A steam engine called Baby Sivok, imported from England in 1881, is visible on the museum premises. Steam engines of this model still serve Darjeeling Railways today. However, they are no longer used for the long journey between New Jalpaiguri and Darjeeling. Because a steam engine has to consume coal as much as 12 kilograms, and water as much as 100 liters per kilometer,. Hence, the railways have installed diesel engines in their place. Joy Ride trains ply between Darjeeling-Ghoom-Darjeeling with old steam locomotives.

Darjeeling Himalayan Railway History: Discovering the Soul of the Himalayas!
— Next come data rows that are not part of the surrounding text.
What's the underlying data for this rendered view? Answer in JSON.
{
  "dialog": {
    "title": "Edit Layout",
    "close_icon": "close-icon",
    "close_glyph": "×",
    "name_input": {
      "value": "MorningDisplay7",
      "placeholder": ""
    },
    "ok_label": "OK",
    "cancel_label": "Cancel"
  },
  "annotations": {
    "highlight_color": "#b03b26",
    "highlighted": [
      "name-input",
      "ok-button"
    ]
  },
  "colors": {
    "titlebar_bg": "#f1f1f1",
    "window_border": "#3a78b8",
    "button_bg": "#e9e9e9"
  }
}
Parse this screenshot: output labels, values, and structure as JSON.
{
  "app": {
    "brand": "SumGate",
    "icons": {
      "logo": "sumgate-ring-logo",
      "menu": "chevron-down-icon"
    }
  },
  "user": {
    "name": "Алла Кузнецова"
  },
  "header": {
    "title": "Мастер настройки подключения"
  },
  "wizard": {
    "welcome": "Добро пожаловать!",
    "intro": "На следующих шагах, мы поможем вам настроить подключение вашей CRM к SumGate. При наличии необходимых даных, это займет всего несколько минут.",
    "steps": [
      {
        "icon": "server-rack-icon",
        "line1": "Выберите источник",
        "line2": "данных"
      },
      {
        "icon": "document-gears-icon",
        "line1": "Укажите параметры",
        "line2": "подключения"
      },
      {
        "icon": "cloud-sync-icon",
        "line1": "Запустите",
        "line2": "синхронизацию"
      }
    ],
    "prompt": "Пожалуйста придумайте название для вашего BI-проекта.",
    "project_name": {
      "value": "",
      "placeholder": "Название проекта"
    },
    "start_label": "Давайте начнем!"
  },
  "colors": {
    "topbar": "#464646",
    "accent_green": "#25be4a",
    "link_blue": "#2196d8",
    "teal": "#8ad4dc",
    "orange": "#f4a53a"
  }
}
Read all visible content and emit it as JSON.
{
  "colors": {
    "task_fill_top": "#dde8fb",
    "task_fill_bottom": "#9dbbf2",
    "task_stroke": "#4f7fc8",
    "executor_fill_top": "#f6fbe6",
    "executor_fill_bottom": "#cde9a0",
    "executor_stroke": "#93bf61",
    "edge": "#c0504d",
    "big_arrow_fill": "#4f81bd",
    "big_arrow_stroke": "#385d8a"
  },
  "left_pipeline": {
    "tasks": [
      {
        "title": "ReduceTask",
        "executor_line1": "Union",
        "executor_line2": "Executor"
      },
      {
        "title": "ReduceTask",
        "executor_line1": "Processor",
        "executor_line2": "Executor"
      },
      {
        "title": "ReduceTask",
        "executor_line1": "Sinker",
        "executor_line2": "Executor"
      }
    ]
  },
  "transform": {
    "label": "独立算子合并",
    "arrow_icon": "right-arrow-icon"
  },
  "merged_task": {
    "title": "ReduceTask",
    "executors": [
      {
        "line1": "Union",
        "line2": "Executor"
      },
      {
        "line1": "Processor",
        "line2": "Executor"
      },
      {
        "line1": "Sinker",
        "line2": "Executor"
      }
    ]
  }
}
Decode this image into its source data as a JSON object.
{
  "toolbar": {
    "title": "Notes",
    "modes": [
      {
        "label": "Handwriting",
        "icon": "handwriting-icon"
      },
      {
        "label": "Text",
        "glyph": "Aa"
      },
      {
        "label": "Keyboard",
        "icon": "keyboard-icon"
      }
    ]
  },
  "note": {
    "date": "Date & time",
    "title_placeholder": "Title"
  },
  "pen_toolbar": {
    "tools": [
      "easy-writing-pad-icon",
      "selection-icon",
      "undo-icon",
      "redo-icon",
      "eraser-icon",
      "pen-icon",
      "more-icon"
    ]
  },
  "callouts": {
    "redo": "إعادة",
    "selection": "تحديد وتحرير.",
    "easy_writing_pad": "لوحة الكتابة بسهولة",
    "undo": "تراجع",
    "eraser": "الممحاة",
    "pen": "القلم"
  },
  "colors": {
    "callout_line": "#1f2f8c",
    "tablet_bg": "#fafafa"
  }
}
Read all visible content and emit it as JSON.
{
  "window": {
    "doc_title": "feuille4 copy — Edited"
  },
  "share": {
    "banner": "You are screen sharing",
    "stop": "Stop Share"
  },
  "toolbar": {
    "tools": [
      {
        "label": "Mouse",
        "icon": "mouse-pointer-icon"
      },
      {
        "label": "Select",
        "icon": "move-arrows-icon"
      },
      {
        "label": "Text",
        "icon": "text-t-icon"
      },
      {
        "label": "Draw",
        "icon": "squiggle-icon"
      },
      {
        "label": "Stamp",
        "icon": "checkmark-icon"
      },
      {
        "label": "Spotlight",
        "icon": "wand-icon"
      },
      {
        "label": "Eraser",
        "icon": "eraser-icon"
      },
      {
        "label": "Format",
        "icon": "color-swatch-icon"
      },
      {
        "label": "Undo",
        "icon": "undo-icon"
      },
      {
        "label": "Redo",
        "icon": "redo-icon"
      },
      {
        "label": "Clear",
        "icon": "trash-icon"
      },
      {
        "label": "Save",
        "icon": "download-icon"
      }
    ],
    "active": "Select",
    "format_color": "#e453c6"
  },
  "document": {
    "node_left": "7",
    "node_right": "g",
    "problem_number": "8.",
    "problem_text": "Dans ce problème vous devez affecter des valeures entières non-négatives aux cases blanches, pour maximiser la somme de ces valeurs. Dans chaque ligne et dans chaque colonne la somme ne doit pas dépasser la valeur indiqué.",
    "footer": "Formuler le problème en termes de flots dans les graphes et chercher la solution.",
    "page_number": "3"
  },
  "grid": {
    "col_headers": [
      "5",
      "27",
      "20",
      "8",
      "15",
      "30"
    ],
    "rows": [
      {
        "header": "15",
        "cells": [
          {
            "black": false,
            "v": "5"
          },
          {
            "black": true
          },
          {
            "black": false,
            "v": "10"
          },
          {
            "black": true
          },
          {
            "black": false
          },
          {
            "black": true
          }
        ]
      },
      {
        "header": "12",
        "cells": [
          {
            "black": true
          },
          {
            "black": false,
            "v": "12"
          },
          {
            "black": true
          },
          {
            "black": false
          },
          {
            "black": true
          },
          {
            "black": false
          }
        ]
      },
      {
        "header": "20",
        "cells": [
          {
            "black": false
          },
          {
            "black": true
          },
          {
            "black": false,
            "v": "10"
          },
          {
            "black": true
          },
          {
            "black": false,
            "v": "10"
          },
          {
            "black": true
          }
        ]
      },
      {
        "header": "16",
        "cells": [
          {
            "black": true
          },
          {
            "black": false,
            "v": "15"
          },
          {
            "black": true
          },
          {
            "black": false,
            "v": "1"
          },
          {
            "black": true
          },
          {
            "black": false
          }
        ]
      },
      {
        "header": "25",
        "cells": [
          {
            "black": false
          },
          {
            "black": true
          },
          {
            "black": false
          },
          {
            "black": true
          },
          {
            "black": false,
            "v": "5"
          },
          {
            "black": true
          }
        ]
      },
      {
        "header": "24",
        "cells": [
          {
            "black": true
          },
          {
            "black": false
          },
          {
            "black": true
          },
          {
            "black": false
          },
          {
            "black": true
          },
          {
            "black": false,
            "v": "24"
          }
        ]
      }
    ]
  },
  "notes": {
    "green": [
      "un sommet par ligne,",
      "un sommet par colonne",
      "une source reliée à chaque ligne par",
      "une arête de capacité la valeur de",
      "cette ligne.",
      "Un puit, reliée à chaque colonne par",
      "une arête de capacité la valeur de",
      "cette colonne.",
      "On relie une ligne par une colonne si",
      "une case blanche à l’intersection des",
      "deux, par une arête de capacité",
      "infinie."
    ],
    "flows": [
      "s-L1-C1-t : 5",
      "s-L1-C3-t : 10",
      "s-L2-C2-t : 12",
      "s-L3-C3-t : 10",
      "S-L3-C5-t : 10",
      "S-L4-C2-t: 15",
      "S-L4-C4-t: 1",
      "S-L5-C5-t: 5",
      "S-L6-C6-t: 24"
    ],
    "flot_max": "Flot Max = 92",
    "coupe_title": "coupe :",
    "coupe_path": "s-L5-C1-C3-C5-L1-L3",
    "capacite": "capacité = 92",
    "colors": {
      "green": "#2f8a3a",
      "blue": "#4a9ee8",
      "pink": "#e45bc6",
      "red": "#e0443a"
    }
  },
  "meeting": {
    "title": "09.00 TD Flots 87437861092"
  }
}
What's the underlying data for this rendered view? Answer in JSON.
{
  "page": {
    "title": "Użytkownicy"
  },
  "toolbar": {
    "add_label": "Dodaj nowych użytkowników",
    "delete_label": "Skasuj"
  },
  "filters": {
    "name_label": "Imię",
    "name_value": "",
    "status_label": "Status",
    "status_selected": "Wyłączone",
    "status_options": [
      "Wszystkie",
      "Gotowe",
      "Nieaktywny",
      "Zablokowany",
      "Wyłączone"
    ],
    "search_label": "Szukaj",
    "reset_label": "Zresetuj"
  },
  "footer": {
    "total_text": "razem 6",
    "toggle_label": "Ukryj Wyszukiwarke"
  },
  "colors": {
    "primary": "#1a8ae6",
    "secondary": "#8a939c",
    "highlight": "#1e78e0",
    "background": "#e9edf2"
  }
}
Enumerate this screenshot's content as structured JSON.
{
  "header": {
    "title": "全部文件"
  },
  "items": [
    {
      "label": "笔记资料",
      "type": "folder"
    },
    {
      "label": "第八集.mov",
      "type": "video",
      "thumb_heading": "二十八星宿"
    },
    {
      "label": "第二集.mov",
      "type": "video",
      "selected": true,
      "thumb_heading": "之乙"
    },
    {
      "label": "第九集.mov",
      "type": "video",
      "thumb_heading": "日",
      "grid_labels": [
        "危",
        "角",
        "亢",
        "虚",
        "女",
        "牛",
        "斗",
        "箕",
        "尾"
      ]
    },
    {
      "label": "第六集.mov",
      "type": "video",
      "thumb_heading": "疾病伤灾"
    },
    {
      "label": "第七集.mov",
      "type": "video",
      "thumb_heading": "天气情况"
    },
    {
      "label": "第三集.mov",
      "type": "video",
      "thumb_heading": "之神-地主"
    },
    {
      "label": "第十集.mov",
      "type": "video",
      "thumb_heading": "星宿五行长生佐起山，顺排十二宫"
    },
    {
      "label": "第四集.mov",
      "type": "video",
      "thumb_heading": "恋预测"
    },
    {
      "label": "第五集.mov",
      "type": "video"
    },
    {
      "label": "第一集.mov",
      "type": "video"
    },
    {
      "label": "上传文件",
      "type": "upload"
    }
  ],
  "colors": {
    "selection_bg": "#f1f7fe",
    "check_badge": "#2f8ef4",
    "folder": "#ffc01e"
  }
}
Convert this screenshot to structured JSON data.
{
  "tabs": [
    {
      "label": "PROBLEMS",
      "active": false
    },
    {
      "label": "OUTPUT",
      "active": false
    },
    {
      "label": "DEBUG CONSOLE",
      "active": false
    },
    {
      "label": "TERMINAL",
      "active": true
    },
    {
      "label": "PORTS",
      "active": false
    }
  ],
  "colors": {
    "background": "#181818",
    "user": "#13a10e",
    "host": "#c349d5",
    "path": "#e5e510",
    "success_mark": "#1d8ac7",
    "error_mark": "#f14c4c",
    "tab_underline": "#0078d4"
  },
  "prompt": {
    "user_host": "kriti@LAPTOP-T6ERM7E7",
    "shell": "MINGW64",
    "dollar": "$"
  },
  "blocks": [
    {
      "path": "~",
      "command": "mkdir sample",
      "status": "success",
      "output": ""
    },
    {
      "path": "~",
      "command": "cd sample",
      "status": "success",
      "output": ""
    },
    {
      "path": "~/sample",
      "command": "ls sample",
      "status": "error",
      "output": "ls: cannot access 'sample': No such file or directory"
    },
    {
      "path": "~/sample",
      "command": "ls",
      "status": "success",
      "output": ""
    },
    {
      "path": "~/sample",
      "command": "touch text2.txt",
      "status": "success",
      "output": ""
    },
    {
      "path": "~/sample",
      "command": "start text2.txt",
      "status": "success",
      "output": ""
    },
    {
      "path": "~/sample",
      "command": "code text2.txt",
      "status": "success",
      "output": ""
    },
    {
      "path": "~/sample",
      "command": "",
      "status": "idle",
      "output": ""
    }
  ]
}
It is already half past four in the afternoon. The Darjeeling Himalayan train, which left New Jalpaiguri at ten in the morning, is in the final leg of its journey. So far, it has climbed steadily. Now it is the first time to descend, for which it takes a curving route called the Batasia Loop, a slightly sloping English C-shape, within which is a delightful garden of fifty thousand square feet. From one tan window overlooking the Batasiya loop, the towering Kanchenjunga peak of the Himalayas can be seen in the distance, and a garden of colorful flowers on the other!Darjeeling Himalayan Railway History: Discovering the Soul of the Himalayas!

All travelers have become impatient to capture these views with their eyes and cameras. Is there any limit to the excitement when the sight instantly removes the fatigue of a six and a half hour journey? A 9-foot-tall statue of a Gorkha soldier has been erected in the middle of Batasia Garden. It is a magnificent symbol of valor commemorating the Gorkha soldiers who fought and martyred in various wars on behalf of the Gorkha Regiment of the Indian Army. All the passengers are also taking pictures of the impressive statue of a Gorkha soldier.

After detouring the Batasia Loop, the toy car has finally reached its destination, Darjeeling—a full seven and a half hours into the journey! The same journey can be made in less than half the time by motorway, so many tourists prefer the motorbike option over the train. But the fun of a delayed, rhythmic train ride is something else. It feels like time travel instead of traveling through a century and a half of history.

Good to know

  • When to go to Darjeeling:

Darjeeling is a hill station, so any time of the year is ideal for a visit.
The July-August rainy season is not suitable for a toy train trip due to weather conditions.

  • How to go:

From Gujarat-Maharashtra to Kolkata:
Travel options include train or air.

  • From Kolkata to New Jalpaiguri:

Options include Darjeeling Mail, Padatik Express, Kanchankanya Express, or Shatabdi Express.

Toy train from New Jalpaiguri to Darjeeling departs at 10:00 AM.
Booking for the toy train can be done from www.irctc.co.in

Alternatively, the Darjeeling-Ghoom-Darjeeling Joy Ride is available.
Information can be found at www.dhr.in.net/joy-ride.php

  • Accommodation:

Private hotels in Darjeeling are abundant.
Information about them is available online.
The West Bengal Tourism Department also offers lodging options.
For more details, visit https://www.wbtourism.gov.in/destination/district/darjeeling


In summary, the Darjeeling Himalayan Railway represents the spirit of discovery and adventure that characterizes the Himalayan region and goes beyond simply being a means of transportation. On a trip on the “toy train,” visitors explore the rich history and culture that characterize this fascinating region of the world in addition to passing through breathtaking scenery. Thus, board the vehicle and set out on an incredible journey through the heart of the Himalayas, where each turn and turn unveils a new chapter in the enduring story of Darjeeling’s attraction.